Bitcoin is a ‘peer to peer’ virtual currency created by a computer generated math based protocol. Bitcoin is an extremely risky and volatile investment with bitcoin’s value fluctuating by as much as 75 percent in recent weeks alone. Bitcoin faces various risks to holding its value and its viability. These include but are not limited to:
1. Lack of widespread or continued adoption of bitcoin;
2. Security concerns including proof of ownership and theft by computer hackers;
3. Competition from rival virtual currencies;
4. Corruption and divergence in the software protocol governing bitcoin;
5. Decrease in incentives for miners to create new bitcoin;
6. The viability and existence of the exchanges bitcoin is traded on, and;
7. Current and potential financial regulation that negatively effect the value of bitcoin or even outlaw it completely.
Bitcoins are traded globally primarily on three major bitcoin exchanges located in China, Japan and Slovenia. Financial regulators in markets such as the U.K. and Canada have largely left bitcoin unregulated however China has acted in banning its banks and payment companies from dealing in the currency.
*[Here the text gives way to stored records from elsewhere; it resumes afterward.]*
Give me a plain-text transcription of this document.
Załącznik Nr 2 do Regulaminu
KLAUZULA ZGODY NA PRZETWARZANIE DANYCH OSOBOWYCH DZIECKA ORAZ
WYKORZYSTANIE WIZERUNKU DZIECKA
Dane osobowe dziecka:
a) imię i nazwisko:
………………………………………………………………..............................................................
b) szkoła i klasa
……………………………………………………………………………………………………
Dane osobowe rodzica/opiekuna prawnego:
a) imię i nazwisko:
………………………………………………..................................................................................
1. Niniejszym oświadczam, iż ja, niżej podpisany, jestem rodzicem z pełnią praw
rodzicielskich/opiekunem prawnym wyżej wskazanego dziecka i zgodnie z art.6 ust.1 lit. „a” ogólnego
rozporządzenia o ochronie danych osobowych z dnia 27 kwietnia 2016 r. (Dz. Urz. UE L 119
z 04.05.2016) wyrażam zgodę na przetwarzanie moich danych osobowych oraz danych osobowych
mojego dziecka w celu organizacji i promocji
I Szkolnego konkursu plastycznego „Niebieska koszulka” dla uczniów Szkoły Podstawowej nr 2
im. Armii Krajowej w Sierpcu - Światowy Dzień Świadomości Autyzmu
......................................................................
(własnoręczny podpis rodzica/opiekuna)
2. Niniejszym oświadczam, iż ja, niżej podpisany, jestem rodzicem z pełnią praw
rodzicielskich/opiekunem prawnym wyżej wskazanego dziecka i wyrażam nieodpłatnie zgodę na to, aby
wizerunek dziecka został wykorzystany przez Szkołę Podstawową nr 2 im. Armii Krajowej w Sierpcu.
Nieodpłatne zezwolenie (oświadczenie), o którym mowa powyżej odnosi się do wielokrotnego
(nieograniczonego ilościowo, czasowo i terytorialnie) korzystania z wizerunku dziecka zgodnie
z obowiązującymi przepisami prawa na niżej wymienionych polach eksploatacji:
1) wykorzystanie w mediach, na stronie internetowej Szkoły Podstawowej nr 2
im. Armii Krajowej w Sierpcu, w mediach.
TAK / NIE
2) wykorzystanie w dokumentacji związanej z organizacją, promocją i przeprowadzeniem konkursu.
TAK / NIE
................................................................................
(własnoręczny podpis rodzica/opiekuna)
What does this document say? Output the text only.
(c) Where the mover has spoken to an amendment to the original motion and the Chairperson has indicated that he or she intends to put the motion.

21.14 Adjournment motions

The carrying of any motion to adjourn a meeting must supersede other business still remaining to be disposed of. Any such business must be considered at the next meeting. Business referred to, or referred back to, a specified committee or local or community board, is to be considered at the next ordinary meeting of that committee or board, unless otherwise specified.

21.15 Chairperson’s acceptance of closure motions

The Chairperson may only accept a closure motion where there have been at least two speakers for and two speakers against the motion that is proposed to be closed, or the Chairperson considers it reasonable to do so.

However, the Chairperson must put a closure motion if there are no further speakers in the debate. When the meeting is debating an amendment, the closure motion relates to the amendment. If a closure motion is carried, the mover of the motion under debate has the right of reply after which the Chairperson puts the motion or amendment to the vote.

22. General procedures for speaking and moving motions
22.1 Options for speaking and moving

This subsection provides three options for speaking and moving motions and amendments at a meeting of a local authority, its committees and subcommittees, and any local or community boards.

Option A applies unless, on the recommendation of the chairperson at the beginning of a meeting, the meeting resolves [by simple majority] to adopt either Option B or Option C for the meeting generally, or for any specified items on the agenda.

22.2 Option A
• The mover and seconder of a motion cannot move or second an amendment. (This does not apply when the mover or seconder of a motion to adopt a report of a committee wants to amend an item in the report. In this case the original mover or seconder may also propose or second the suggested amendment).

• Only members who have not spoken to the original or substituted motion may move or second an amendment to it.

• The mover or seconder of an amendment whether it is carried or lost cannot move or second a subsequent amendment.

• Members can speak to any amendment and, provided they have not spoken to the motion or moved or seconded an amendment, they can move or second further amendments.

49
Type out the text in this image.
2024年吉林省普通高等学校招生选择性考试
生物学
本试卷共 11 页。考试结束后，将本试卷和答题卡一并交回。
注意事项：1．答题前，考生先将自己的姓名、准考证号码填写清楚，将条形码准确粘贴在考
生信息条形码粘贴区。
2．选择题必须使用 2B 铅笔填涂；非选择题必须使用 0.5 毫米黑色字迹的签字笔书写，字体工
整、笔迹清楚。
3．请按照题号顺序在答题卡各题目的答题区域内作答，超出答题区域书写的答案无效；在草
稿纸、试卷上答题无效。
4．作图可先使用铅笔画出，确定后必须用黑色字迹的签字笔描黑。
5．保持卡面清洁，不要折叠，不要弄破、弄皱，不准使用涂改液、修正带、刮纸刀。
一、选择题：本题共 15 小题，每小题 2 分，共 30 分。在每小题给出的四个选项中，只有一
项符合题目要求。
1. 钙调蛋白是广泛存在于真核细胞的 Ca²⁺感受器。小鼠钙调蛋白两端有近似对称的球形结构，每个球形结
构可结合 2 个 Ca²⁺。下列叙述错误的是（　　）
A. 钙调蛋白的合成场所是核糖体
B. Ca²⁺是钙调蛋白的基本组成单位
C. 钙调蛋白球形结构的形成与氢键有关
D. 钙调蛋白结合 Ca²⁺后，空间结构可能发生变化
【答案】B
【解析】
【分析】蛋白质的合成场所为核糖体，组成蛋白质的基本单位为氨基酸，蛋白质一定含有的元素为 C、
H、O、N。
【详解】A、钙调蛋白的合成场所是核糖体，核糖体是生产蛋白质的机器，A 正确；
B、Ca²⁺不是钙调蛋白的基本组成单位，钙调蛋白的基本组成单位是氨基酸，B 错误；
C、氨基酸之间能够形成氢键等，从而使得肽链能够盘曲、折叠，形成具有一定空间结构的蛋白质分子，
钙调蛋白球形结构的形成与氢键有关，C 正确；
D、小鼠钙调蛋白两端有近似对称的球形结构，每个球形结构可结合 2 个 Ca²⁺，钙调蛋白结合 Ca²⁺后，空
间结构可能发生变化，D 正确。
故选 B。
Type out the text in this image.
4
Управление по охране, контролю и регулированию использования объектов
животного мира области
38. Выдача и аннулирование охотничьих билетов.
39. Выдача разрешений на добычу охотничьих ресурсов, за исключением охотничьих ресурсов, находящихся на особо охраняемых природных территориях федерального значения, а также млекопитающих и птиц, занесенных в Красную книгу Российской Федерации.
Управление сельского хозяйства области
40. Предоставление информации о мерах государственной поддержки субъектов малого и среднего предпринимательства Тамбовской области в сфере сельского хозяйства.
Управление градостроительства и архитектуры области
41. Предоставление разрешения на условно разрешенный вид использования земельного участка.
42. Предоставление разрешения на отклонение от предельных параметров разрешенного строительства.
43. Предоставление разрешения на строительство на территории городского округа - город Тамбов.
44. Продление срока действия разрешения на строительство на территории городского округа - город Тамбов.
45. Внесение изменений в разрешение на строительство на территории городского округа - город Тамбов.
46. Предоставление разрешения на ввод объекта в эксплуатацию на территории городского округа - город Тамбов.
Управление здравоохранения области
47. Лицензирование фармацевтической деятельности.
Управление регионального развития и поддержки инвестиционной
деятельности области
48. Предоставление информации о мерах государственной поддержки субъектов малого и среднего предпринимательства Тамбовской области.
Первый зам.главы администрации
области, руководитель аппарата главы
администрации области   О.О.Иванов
But China continues to allow its citizens to buy and sell bitcoins.
To date, the Financial Crimes Enforcement Network (“FinCEN”) is the only U.S. federal regulator to have released official guidance (the “Guidance”) on the use of virtual currencies including bitcoin. FinCEN issued the Guidance to clarify the applicability of the Bank Secrecy Act (“BSA”) to bitcoin by stating that any administrator or exchanger of bitcoin must be a registered Money Services Business under FinCEN’s regulations. The Guidance notes that a user of bitcoin (a person that obtains virtual currency to purchase goods or services) is not subject to FinCEN’s regulations nor are dealers in foreign exchange who exchange bitcoin for fiat currency or vice-versa. The lack of applicability to the latter is due to virtual currency not meeting the definition of currency under the BSA.
Other major U.S. federal regulators such as the Securities and Exchange Commission and the Commodity Futures Trading Commission are yet to issue guidance on the regulation of bitcoin however this guidance may be forthcoming and investors should keep this in mind, together with the inherent risks of the asset, when investing in bitcoin.